Fast Log-Domain Sinkhorn Optimal Transport with Warp-Level GPU Reductions
Provides a numerically stable and highly efficient GPU solver for entropic optimal transport, benefiting practitioners in machine learning and computer graphics who need to scale OT to large problems.
FastSinkhorn is a native CUDA implementation of log-domain Sinkhorn optimal transport that achieves 12x speedup over POT and 5.9x over PyTorch on dense problems (n=m=8192) while handling regularization parameters as small as 1e-4.

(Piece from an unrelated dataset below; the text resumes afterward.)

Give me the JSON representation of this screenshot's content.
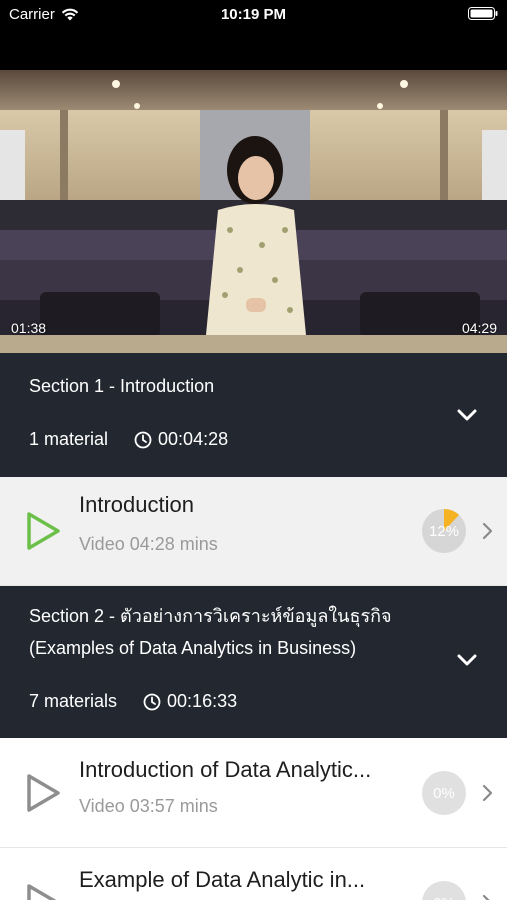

Entropic regularized optimal transport (OT) via the Sinkhorn algorithm has become a fundamental tool in machine learning, yet existing implementations either suffer from numerical instability for small regularization parameters or incur significant overhead from deep learning frameworks. We present FastSinkhorn, a lightweight, native CUDA implementation of the log-domain Sinkhorn algorithm that combines warp-level shuffle reductions with shared-memory tiling to achieve high GPU utilization without sacrificing numerical stability. Our solver operates entirely in the log-domain, enabling robust computation for regularization parameters as small as epsilon = 10^{-4} where standard-domain methods fail. On dense OT problems with n = m = 8192, our implementation achieves 12x speedup over the widely-used POT library and 5.9x speedup over GPU-accelerated PyTorch baselines, while consuming only 256 MB of GPU memory. We validate our solver on image color transfer, 3D point cloud matching, and convergence analysis, demonstrating that native CUDA kernels with careful numerical treatment provide a practical and efficient foundation for large-scale optimal transport computation.